Molecular fusion in covalent organic frameworks promotes oxygen reduction and water oxidation for efficient photocatalytic H2O2 production

Abstract

Covalent organic frameworks (COFs) have attracted much attention as photocatalysts for efficient hydrogen peroxide (H₂O₂) production. Herein, we propose a molecular fusion strategy to extend planar conjugated structures to significantly enhance H₂O₂ production performance from O₂ and H₂O. We synthesized BTS-COF and BTT-COF using 5,5′,5″-(benzene-1,3,5-triyl)tris(thiophene-2-carbaldehyde) and benzo[1,2-b:3,4-b′:5,6-b″]trithiophene-2,5,8-tricarbaldehyde as building blocks. BTT-COF exhibits excellent photocatalytic performance with a H₂O₂ production rate of 2904 µmol g⁻¹ h⁻¹, which is higher than that of BTS-COF (1786 µmol g⁻¹ h⁻¹).
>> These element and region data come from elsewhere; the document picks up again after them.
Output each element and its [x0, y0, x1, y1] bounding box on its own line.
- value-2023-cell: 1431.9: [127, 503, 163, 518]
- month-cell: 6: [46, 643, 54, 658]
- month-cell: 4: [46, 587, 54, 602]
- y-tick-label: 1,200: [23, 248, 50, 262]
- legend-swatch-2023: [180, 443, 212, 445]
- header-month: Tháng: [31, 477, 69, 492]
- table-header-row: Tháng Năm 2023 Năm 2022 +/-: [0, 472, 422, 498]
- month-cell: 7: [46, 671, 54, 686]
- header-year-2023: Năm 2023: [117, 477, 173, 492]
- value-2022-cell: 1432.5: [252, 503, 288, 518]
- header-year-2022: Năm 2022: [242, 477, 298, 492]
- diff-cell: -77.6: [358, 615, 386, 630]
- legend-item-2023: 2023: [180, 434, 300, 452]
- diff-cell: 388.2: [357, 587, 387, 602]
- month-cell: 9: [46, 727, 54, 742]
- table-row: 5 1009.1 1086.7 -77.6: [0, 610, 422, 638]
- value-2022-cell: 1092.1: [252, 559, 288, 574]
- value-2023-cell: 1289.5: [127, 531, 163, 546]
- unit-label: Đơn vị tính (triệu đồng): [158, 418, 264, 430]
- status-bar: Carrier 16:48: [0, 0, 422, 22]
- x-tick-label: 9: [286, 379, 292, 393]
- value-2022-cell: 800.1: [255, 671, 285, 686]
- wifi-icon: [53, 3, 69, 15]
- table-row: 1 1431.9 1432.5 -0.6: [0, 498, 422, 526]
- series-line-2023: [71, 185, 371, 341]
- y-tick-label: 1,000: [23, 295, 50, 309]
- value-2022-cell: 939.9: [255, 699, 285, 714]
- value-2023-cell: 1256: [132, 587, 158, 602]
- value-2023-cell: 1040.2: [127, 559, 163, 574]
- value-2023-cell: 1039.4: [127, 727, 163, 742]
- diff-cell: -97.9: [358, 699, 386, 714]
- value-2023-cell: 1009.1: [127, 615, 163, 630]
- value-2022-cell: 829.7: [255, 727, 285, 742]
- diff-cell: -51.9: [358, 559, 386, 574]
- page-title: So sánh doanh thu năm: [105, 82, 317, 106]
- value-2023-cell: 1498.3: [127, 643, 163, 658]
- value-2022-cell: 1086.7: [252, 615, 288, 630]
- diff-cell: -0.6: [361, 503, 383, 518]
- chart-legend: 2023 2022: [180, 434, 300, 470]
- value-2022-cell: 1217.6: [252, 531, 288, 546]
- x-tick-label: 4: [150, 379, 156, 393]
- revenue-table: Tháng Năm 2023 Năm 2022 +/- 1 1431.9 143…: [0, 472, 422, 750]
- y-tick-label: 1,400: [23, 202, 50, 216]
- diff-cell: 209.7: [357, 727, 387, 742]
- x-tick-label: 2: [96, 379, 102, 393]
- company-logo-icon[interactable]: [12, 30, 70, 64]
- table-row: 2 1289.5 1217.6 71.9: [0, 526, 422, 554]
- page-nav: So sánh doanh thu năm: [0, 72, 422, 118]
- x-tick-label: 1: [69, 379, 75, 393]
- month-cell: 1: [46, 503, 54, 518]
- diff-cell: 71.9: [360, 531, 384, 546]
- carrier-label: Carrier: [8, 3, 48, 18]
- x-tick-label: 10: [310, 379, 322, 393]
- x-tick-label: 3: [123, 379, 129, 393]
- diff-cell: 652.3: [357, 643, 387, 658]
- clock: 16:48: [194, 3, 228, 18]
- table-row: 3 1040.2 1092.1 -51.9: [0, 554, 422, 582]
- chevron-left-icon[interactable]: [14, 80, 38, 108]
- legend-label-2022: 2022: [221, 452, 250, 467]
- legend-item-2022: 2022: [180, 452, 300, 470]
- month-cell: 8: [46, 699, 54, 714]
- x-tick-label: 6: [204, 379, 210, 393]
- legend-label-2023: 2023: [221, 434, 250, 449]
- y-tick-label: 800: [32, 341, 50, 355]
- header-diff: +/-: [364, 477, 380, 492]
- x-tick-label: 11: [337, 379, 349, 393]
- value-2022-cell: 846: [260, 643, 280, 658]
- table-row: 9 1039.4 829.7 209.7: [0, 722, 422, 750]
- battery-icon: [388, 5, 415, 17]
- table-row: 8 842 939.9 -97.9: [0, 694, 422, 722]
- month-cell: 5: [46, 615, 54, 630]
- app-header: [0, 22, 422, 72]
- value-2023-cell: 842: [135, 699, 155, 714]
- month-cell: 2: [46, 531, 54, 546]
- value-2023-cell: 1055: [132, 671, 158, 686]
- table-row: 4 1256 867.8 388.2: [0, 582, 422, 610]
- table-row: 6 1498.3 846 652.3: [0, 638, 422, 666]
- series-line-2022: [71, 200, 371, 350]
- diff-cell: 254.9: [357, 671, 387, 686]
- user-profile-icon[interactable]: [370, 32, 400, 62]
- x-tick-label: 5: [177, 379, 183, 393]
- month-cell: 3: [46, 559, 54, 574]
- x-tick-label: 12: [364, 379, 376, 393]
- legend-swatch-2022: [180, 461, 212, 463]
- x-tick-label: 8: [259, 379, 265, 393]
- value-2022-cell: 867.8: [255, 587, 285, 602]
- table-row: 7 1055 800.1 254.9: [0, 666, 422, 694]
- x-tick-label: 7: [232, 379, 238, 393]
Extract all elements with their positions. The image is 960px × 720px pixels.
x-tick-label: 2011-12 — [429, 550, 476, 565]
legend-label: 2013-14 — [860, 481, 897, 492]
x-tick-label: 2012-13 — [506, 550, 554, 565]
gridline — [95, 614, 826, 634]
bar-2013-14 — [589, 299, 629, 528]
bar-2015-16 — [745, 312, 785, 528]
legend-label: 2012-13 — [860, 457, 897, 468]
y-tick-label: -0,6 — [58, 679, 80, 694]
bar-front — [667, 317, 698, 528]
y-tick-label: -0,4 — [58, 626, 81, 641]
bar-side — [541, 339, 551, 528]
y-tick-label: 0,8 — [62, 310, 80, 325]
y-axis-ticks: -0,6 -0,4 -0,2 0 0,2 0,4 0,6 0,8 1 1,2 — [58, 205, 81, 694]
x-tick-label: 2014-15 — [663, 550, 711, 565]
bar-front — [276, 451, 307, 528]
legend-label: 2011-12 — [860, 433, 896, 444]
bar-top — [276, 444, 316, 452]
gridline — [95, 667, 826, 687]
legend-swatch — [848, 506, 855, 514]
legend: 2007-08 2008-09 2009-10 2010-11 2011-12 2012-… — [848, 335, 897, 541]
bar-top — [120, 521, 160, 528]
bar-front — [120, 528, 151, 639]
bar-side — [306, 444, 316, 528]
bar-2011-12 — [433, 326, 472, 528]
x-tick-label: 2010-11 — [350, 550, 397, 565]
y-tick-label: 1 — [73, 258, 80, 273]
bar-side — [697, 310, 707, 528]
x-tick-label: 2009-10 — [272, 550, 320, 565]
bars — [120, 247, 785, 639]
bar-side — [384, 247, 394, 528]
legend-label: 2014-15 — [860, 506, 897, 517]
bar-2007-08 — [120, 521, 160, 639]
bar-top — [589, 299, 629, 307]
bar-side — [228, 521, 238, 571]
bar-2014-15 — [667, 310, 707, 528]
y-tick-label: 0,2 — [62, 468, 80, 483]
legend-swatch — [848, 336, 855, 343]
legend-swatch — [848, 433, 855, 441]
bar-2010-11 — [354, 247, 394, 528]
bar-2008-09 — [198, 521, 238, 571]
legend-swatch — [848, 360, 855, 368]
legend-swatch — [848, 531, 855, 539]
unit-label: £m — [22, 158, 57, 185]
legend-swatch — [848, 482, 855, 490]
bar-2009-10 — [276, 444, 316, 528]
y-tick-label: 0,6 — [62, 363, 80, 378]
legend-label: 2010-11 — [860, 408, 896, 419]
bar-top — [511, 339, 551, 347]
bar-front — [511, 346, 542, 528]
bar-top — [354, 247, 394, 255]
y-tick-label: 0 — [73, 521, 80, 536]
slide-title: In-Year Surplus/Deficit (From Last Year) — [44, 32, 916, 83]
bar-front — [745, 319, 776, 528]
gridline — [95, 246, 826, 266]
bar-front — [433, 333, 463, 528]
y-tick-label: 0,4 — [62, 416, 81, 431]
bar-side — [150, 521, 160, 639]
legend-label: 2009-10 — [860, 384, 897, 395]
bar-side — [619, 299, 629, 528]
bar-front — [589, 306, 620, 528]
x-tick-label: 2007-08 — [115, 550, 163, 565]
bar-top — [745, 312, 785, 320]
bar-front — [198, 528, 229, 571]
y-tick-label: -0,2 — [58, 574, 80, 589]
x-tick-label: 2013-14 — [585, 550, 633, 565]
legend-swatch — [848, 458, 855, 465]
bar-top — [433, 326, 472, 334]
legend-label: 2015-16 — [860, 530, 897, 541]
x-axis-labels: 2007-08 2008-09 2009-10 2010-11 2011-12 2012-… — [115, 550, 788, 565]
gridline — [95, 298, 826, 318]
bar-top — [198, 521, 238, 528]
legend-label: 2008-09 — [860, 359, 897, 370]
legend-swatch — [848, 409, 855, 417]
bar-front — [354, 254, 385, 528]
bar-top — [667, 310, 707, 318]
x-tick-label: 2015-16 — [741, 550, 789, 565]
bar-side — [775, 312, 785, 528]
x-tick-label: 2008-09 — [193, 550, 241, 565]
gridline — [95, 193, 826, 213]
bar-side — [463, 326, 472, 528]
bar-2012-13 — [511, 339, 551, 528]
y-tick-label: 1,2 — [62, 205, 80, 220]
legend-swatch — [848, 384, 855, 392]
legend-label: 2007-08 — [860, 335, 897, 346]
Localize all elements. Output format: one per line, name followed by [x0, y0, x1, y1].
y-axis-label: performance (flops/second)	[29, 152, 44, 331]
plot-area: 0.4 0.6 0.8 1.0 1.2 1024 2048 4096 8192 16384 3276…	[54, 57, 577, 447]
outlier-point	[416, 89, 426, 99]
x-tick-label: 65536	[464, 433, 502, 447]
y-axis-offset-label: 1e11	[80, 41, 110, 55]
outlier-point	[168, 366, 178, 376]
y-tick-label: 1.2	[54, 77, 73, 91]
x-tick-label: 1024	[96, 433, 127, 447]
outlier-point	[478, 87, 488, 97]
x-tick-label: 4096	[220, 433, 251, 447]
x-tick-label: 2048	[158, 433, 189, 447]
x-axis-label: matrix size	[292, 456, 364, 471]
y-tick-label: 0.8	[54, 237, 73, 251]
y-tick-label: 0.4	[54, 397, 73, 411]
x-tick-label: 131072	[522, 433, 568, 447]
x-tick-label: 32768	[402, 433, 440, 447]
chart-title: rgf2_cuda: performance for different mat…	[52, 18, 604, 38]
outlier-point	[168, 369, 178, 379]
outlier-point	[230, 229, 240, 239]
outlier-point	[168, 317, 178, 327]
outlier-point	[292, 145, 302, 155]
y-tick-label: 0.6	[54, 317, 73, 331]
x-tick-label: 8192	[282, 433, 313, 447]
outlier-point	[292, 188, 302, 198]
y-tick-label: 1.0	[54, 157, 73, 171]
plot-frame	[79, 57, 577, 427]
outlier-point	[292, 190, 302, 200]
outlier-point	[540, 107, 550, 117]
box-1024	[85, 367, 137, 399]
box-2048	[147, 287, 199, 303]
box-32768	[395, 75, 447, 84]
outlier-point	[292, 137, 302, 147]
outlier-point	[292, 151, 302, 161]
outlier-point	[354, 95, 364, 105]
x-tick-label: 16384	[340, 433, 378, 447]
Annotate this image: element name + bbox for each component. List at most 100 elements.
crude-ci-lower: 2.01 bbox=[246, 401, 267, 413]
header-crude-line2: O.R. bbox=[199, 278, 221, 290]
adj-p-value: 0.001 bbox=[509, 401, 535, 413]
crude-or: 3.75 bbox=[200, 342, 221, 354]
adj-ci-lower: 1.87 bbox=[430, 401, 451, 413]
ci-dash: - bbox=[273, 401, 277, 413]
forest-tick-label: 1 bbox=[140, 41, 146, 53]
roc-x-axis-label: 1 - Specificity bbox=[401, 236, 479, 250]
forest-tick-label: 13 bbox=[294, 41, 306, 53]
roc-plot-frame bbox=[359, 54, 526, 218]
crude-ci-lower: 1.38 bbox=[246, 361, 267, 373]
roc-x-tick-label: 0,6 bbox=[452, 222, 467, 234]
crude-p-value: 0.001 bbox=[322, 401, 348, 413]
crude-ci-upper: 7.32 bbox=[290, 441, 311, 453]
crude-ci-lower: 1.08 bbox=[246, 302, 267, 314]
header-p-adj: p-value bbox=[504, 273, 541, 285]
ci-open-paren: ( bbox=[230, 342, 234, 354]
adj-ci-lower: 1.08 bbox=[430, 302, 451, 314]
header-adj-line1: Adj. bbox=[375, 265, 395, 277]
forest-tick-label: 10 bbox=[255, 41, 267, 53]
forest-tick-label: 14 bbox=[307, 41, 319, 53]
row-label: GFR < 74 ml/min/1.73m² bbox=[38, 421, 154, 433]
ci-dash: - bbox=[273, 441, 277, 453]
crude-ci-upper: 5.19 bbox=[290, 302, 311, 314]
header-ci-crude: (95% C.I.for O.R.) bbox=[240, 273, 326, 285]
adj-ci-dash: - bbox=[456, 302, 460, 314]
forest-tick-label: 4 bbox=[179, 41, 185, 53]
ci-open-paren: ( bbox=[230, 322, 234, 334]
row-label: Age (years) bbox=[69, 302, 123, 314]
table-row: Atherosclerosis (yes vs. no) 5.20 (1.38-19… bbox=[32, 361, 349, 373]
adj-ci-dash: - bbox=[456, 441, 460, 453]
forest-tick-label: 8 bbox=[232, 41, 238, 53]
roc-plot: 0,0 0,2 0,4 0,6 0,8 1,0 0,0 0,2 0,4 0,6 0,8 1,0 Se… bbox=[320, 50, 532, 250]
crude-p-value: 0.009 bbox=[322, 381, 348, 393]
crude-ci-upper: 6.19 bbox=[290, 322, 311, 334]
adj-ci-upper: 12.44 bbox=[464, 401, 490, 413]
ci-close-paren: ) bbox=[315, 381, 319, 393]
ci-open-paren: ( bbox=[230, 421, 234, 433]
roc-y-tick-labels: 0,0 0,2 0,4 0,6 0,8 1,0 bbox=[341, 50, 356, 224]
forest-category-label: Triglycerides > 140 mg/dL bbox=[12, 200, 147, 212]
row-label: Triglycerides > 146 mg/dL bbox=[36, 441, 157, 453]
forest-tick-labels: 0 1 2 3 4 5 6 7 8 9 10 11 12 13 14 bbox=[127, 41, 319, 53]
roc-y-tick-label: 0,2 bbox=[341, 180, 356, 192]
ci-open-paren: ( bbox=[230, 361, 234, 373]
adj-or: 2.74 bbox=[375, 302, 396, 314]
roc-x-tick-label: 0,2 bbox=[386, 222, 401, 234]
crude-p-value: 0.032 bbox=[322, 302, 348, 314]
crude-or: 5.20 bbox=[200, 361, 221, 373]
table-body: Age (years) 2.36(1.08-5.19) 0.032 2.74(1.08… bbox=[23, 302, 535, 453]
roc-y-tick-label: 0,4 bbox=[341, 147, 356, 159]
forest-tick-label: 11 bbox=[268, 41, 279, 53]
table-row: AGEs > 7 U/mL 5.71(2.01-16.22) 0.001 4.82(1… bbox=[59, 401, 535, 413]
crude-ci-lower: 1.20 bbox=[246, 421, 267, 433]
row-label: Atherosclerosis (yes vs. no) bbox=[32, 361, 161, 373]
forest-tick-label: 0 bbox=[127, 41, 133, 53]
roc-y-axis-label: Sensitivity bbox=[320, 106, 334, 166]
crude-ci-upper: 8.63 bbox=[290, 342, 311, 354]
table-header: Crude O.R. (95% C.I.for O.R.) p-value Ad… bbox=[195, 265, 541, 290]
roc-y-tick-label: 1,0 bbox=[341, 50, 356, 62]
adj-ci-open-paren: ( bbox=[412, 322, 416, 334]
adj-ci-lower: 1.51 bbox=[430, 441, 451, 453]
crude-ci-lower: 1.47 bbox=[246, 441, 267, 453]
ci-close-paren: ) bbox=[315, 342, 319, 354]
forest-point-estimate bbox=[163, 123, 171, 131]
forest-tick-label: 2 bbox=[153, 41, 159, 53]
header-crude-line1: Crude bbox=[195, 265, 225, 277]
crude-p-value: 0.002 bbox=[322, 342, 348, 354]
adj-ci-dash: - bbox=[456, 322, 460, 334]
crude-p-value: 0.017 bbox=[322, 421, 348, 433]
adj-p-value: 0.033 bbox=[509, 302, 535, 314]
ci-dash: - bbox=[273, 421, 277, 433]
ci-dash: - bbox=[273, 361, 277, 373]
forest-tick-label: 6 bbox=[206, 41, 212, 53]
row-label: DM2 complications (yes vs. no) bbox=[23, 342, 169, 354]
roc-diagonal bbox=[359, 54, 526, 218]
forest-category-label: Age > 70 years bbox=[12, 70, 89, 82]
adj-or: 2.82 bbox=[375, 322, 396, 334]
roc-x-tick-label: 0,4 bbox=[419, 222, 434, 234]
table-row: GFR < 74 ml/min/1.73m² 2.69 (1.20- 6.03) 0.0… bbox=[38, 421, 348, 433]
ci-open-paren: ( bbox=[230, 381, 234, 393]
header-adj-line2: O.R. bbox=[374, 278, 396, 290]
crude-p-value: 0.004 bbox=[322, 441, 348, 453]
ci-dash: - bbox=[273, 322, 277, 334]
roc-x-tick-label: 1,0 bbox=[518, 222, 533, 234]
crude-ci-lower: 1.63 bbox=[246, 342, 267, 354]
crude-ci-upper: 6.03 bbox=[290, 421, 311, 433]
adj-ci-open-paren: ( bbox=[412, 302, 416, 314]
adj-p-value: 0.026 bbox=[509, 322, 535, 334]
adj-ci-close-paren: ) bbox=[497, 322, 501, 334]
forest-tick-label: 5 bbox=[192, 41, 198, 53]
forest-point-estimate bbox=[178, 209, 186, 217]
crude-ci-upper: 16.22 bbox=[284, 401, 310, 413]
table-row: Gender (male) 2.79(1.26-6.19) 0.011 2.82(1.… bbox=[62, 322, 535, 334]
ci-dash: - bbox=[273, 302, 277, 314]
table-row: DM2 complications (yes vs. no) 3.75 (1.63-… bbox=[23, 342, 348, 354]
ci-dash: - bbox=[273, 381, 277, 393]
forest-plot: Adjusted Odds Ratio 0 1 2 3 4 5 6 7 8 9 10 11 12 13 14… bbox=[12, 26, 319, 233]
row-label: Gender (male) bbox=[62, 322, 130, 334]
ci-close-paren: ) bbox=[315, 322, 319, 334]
Experimental and theoretical investigations show that the fused ring structure in BTT-COF can greatly enhance the photoexcited charge transfer and change the local electronic structure. BTT-COF adopts the Pauling-type oxygen adsorption, which has lower adsorption energy. Unexpectedly, the water oxidation reaction (WOR) process of BTS-COF adopts a 4e⁻ pathway. The WOR process of BTT-COF is transformed from 4e⁻ to 2e⁻, thus improving the atom utilization efficiency and enhancing the photocatalytic H₂O₂ production performance. In addition, the antipathogenic concentration of H₂O₂ produced by BTT-COF at minimum inhibitory concentrations (MICs) can kill E. coli and S. aureus (100 µg mL⁻¹) by destroying the bacterial membranes, making BTT-COF a strong candidate as a novel nano-based antimicrobial material. This work provides valuable insights into the design and synthesis of efficient COF-based photocatalysts, and broadens the application of COFs in the antibacterial field, providing new strategies for developing advanced anti-infective materials in the future.